WordPress is a great product. I love using it to build sites and blogs.
Ruby on Rails is a great product as well. I’m still learning to love it, but most day’s when I do what I’m supposed to, it responds in ways that are quite powerful.
But both of these solutions are somewhat involved. They need databases and special environments to run.
I believe (and a load of other people do as well) that there are plenty of times that a simple, static HTML, CSS and a bit of JavaScript can blow WordPress and Ruby on Rails out of the water.
Of course this has to be qualified somewhat. A static site is just that – static. It isn’t meant to be updated often and is limited somewhat in what you can do with it.
If those limitations aren’t a huge problem. If all you really need is a fast, static website… then I suggest that you look into building just that. A static website.
Different Way’s To Do It
There are numerous ways to go about building a static website.
Perhaps the “easiest” way is to download a free code editor like sublime text and simply create the html files and CSS files.
Or, you can download a bootstrap template and simply edit the information to fit your needs.
Then there are things like Jekyll, DocPad, Wintersmith, Assemble, Pelican, OctoPress and many others.
A number of these site generators are built to work with Ruby code, others with Python, still others work with CoffeeScript and a few other languages.
Middleman is Pretty Sweet
Over the weekend some our homework was to build a static website using one MiddleMan. Middleman, like each of the others I listed above, is a static site generator. It takes ruby code and compiles to give you a set of static website files.
I must say, the documentation on Middleman is pretty good, but to really make it sing you simply need to dive in create a new project and play with it.

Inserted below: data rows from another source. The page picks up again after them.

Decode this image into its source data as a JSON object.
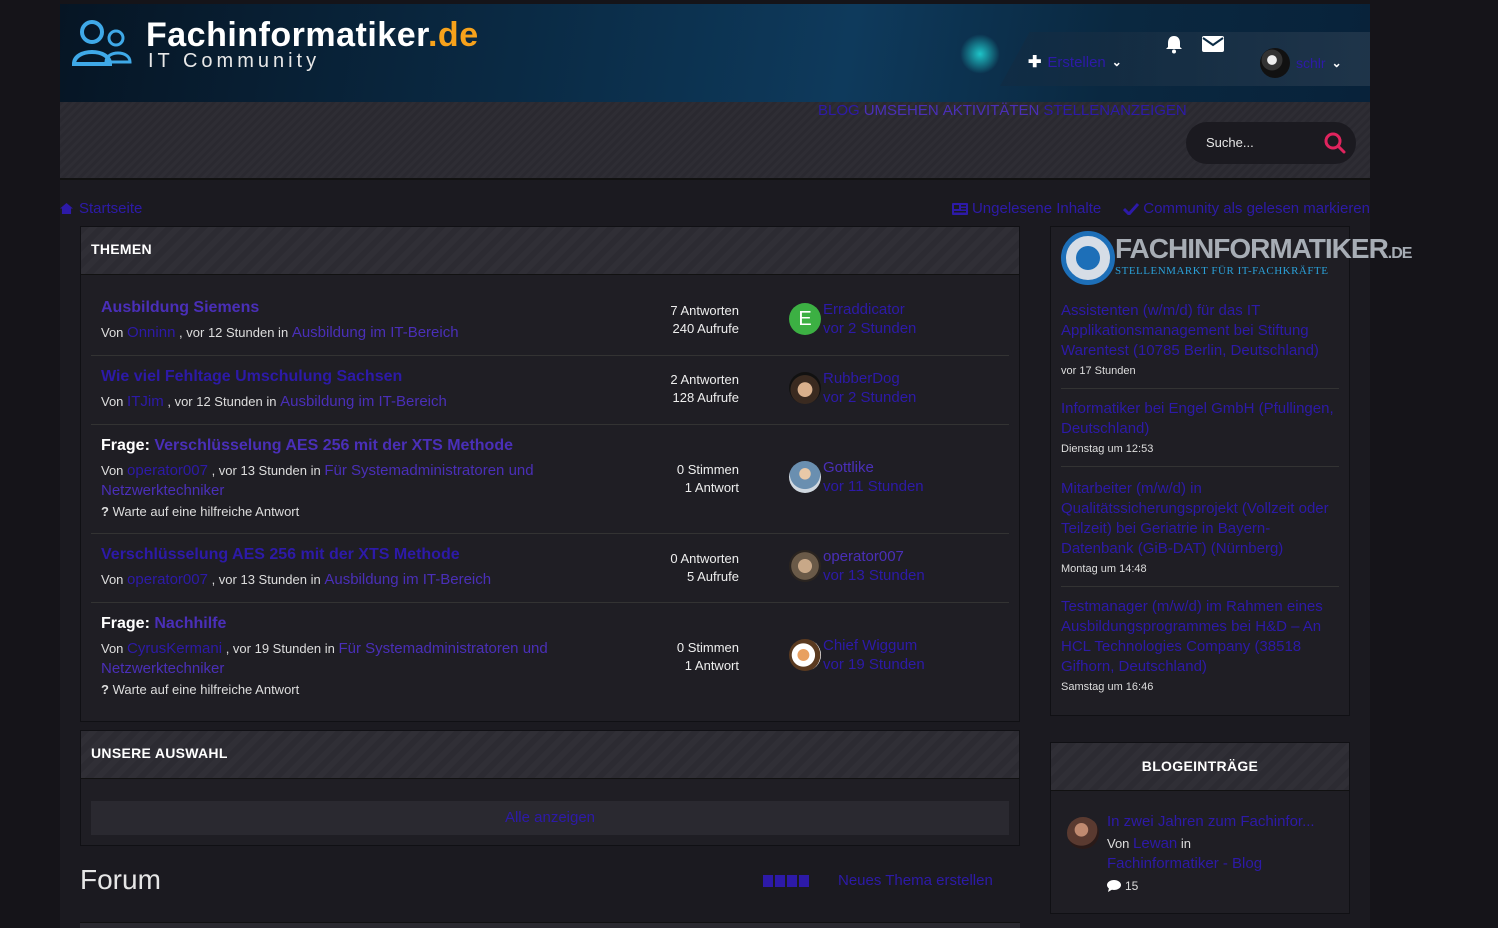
{
  "header": {
    "site_title": "Fachinformatiker",
    "site_tld": ".de",
    "site_subtitle": "IT Community",
    "create_label": "Erstellen",
    "username": "schlr"
  },
  "nav": {
    "items": [
      "BLOG",
      "UMSEHEN",
      "AKTIVITÄTEN",
      "STELLENANZEIGEN"
    ]
  },
  "search": {
    "placeholder": "Suche..."
  },
  "breadcrumb": {
    "home": "Startseite"
  },
  "actions": {
    "unread": "Ungelesene Inhalte",
    "mark_read": "Community als gelesen markieren"
  },
  "topics": {
    "heading": "THEMEN",
    "items": [
      {
        "prefix": "",
        "title": "Ausbildung Siemens",
        "by": "Von",
        "author": "Onninn",
        "when": ", vor 12 Stunden in",
        "forum": "Ausbildung im IT-Bereich",
        "note": "",
        "stat1": "7 Antworten",
        "stat2": "240 Aufrufe",
        "last_user": "Erraddicator",
        "last_time": "vor 2 Stunden"
      },
      {
        "prefix": "",
        "title": "Wie viel Fehltage Umschulung Sachsen",
        "by": "Von",
        "author": "ITJim",
        "when": ", vor 12 Stunden in",
        "forum": "Ausbildung im IT-Bereich",
        "note": "",
        "stat1": "2 Antworten",
        "stat2": "128 Aufrufe",
        "last_user": "RubberDog",
        "last_time": "vor 2 Stunden"
      },
      {
        "prefix": "Frage:",
        "title": "Verschlüsselung AES 256 mit der XTS Methode",
        "by": "Von",
        "author": "operator007",
        "when": ", vor 13 Stunden in",
        "forum": "Für Systemadministratoren und Netzwerktechniker",
        "note": "Warte auf eine hilfreiche Antwort",
        "stat1": "0 Stimmen",
        "stat2": "1 Antwort",
        "last_user": "Gottlike",
        "last_time": "vor 11 Stunden"
      },
      {
        "prefix": "",
        "title": "Verschlüsselung AES 256 mit der XTS Methode",
        "by": "Von",
        "author": "operator007",
        "when": ", vor 13 Stunden in",
        "forum": "Ausbildung im IT-Bereich",
        "note": "",
        "stat1": "0 Antworten",
        "stat2": "5 Aufrufe",
        "last_user": "operator007",
        "last_time": "vor 13 Stunden"
      },
      {
        "prefix": "Frage:",
        "title": "Nachhilfe",
        "by": "Von",
        "author": "CyrusKermani",
        "when": ", vor 19 Stunden in",
        "forum": "Für Systemadministratoren und Netzwerktechniker",
        "note": "Warte auf eine hilfreiche Antwort",
        "stat1": "0 Stimmen",
        "stat2": "1 Antwort",
        "last_user": "Chief Wiggum",
        "last_time": "vor 19 Stunden"
      }
    ],
    "avatar_letter": "E"
  },
  "picks": {
    "heading": "UNSERE AUSWAHL",
    "show_all": "Alle anzeigen"
  },
  "forum": {
    "heading": "Forum",
    "new_topic": "Neues Thema erstellen"
  },
  "jobs": {
    "logo_big": "FACHINFORMATIKER",
    "logo_de": ".DE",
    "logo_small": "STELLENMARKT FÜR IT-FACHKRÄFTE",
    "items": [
      {
        "title": "Assistenten (w/m/d) für das IT Applikationsmanagement bei Stiftung Warentest (10785 Berlin, Deutschland)",
        "date": "vor 17 Stunden"
      },
      {
        "title": "Informatiker bei Engel GmbH (Pfullingen, Deutschland)",
        "date": "Dienstag um 12:53"
      },
      {
        "title": "Mitarbeiter (m/w/d) in Qualitätssicherungsprojekt (Vollzeit oder Teilzeit) bei Geriatrie in Bayern-Datenbank (GiB-DAT) (Nürnberg)",
        "date": "Montag um 14:48"
      },
      {
        "title": "Testmanager (m/w/d) im Rahmen eines Ausbildungsprogrammes bei H&D – An HCL Technologies Company (38518 Gifhorn, Deutschland)",
        "date": "Samstag um 16:46"
      }
    ]
  },
  "blog": {
    "heading": "BLOGEINTRÄGE",
    "title": "In zwei Jahren zum Fachinfor...",
    "by": "Von",
    "author": "Lewan",
    "in": "in",
    "category": "Fachinformatiker - Blog",
    "comments": "15"
  }
}
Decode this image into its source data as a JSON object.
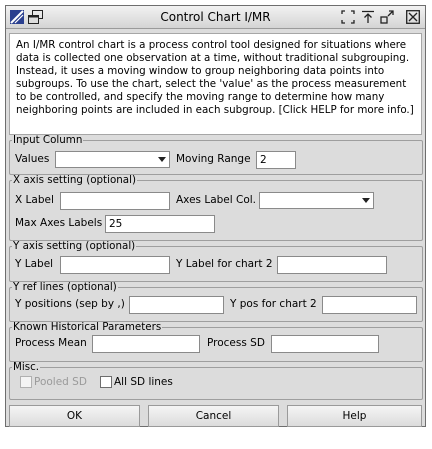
{
  "window": {
    "title": "Control Chart I/MR",
    "title_icon": "app-logo-icon",
    "controls": [
      "restore-icon",
      "pin-icon",
      "minimize-icon",
      "close-icon"
    ]
  },
  "description": "An I/MR control chart is a process control tool designed for situations where data is collected one observation at a time, without traditional subgrouping. Instead, it uses a moving window to group neighboring data points into subgroups. To use the chart, select the 'value' as the process measurement to be controlled, and specify the moving range to determine how many neighboring points are included in each subgroup. [Click HELP for more info.]",
  "input_column": {
    "legend": "Input Column",
    "values_label": "Values",
    "values_selected": "",
    "moving_range_label": "Moving Range",
    "moving_range_value": "2"
  },
  "x_axis": {
    "legend": "X axis setting (optional)",
    "x_label": "X Label",
    "x_label_value": "",
    "axes_label_col": "Axes Label Col.",
    "axes_label_col_selected": "",
    "max_axes_labels": "Max Axes Labels",
    "max_axes_labels_value": "25"
  },
  "y_axis": {
    "legend": "Y axis setting (optional)",
    "y_label": "Y Label",
    "y_label_value": "",
    "y_label_chart2": "Y Label for chart 2",
    "y_label_chart2_value": ""
  },
  "y_ref": {
    "legend": "Y ref lines (optional)",
    "y_positions": "Y positions (sep by ,)",
    "y_positions_value": "",
    "y_pos_chart2": "Y pos for chart 2",
    "y_pos_chart2_value": ""
  },
  "historical": {
    "legend": "Known Historical Parameters",
    "process_mean": "Process Mean",
    "process_mean_value": "",
    "process_sd": "Process SD",
    "process_sd_value": ""
  },
  "misc": {
    "legend": "Misc.",
    "pooled_sd": "Pooled SD",
    "pooled_sd_checked": false,
    "all_sd_lines": "All SD lines",
    "all_sd_lines_checked": false
  },
  "buttons": {
    "ok": "OK",
    "cancel": "Cancel",
    "help": "Help"
  }
}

I’ve still got some fiddling that I want to do with Middleman, but you can check out the static site I built over the weekend right here. (Don’t be too hard on it, there are still a lot of rough edges. Actually, I need to upload the most recent version now that I think about it.)
Wrapping it all Up
Static sites have a few huge benefits over database driven sites.
First they are stupid fast.
Secondly they are super lightweight. (This is why they are fast)
Thirdly you can host them almost anywhere for not much money.
And those are enough reasons, in my book, to give MiddleMan a try if you have a need to build a static website.